Operation Panama Express is a long-running Organized Crime Drug Enforcement Task Force (OCDETF), comprising participants from the Coast Guard Investigative Service, the Federal Bureau of Investigation, Immigration and Customs Enforcement Homeland Security Investigations, the Drug Enforcement Administration, and the United States Attorney's Office for the Middle District of Florida.

According to a March 2006 Congressional testimony by DEA Chief of Operations Michael Braun, Operation Panama Express has resulted in the seizure of 350 metric tons (392 tons) of cocaine, and the arrests of 1,107 individuals.
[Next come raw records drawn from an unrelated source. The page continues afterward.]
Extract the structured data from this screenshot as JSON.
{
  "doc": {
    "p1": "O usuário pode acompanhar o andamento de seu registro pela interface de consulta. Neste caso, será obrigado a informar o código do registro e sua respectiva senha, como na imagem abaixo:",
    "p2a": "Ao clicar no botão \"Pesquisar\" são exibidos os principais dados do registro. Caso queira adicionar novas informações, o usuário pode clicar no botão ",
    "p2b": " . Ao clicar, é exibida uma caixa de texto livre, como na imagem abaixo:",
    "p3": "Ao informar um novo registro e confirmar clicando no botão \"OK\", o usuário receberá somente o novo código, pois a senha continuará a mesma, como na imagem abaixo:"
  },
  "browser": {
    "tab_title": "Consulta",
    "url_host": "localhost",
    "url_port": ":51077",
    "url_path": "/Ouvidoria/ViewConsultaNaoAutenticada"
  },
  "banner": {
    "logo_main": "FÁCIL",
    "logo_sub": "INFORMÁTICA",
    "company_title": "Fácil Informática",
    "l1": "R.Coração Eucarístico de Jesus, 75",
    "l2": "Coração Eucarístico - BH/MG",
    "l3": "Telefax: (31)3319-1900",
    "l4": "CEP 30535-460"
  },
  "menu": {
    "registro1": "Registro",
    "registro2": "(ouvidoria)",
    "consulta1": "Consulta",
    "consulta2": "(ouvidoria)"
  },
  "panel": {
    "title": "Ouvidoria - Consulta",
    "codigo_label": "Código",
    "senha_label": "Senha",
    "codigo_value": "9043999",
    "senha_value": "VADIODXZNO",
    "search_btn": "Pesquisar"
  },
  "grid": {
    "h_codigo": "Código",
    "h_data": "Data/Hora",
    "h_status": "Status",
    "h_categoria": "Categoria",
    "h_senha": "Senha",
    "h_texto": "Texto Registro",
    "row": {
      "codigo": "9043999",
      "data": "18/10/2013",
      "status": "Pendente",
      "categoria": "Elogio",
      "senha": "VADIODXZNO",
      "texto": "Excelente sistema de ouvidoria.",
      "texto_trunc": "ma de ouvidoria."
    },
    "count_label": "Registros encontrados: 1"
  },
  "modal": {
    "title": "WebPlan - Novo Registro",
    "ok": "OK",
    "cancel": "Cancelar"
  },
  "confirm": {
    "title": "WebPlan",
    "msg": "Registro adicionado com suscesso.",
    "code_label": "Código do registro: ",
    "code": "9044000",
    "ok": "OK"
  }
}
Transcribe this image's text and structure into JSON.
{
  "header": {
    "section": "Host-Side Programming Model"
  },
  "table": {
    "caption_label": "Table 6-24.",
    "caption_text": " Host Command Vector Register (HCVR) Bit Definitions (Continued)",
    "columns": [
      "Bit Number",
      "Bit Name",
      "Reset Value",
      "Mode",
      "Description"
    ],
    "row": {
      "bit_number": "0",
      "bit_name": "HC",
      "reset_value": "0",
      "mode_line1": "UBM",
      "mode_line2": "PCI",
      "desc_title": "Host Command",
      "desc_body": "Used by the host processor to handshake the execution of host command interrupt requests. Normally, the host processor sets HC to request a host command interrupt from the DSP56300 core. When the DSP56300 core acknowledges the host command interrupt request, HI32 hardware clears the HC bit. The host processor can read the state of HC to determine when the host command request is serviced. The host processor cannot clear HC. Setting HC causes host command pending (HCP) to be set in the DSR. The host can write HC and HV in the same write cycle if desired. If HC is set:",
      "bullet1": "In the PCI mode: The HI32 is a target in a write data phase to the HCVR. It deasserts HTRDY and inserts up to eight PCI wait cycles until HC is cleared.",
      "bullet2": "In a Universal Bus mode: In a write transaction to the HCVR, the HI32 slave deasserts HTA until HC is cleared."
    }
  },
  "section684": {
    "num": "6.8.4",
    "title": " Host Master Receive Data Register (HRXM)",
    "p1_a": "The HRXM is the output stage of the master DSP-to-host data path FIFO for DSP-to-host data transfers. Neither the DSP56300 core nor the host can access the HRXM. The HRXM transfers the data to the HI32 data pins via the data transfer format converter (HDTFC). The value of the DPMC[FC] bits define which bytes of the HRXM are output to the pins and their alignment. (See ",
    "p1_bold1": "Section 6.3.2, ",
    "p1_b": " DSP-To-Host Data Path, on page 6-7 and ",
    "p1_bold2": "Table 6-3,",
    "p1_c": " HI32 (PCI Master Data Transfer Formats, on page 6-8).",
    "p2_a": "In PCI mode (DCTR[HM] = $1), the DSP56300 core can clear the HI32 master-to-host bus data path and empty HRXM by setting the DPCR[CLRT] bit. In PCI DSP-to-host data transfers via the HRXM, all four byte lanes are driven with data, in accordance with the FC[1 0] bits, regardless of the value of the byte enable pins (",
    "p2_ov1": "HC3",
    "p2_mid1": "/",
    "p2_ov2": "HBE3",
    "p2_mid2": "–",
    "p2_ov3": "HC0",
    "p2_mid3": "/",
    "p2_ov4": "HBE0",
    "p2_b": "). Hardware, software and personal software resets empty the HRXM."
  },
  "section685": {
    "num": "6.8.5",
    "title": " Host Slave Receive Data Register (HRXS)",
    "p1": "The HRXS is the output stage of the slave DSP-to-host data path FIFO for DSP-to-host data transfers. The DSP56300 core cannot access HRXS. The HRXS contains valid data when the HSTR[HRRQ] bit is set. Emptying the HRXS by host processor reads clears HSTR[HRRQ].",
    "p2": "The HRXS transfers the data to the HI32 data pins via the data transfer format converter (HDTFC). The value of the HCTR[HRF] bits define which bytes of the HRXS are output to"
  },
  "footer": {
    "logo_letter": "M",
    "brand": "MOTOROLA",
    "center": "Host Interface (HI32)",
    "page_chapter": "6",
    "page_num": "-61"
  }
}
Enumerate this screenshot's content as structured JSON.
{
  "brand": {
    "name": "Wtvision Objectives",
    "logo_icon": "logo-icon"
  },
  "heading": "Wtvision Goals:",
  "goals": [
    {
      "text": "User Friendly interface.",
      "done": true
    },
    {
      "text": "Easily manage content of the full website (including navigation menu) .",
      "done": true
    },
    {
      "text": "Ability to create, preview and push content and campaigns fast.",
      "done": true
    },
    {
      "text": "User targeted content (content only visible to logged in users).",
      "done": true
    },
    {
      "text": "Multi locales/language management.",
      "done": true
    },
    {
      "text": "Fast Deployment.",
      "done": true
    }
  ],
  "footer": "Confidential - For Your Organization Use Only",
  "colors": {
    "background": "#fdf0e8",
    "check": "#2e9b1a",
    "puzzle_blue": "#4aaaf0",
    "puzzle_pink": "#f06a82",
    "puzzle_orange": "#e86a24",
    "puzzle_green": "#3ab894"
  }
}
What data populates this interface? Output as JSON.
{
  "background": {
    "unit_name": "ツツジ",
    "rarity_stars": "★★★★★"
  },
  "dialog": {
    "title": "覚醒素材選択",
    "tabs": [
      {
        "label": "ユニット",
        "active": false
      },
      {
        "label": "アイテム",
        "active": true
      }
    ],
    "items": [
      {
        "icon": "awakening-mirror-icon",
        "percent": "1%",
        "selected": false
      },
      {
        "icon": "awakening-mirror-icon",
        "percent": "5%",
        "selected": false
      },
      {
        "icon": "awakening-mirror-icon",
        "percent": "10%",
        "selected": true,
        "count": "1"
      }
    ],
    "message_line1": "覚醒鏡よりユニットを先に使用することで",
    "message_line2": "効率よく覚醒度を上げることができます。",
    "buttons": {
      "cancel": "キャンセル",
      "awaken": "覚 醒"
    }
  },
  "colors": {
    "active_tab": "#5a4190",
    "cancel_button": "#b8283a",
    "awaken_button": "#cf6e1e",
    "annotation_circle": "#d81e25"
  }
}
The OCDETF is based in Tampa, Florida, and focuses primarily on interrupting cocaine shipments en route from South America—especially Colombia.

On September 13, 2008, the U.S. Coast Guard captured a narco submarine carrying approximately seven tons of cocaine, located about 563 km west of Guatemala. The 59-foot-long, steel and fiberglass craft was detected by a U.S. Navy aircraft as part of Operation Panama Express.

== Joaquin Mario Valencia-Trujillo ==
The most notable individual arrested as a result of Operation Panama Express is Colombian Cali cartel kingpin Joaquin Mario Valencia-Trujillo. Valencia was arrested on January 31, 2003 in Bogotá, Colombia, and extradited in 2004 to the United States. The lead witness in Valencia's trial was Jose Castrillon-Henao, a former Cali cartel maritime smuggling chief who became an FBI informant in 1999. Valencia was sentenced to a prison term of 40 years, and ordered to forfeit $110 million.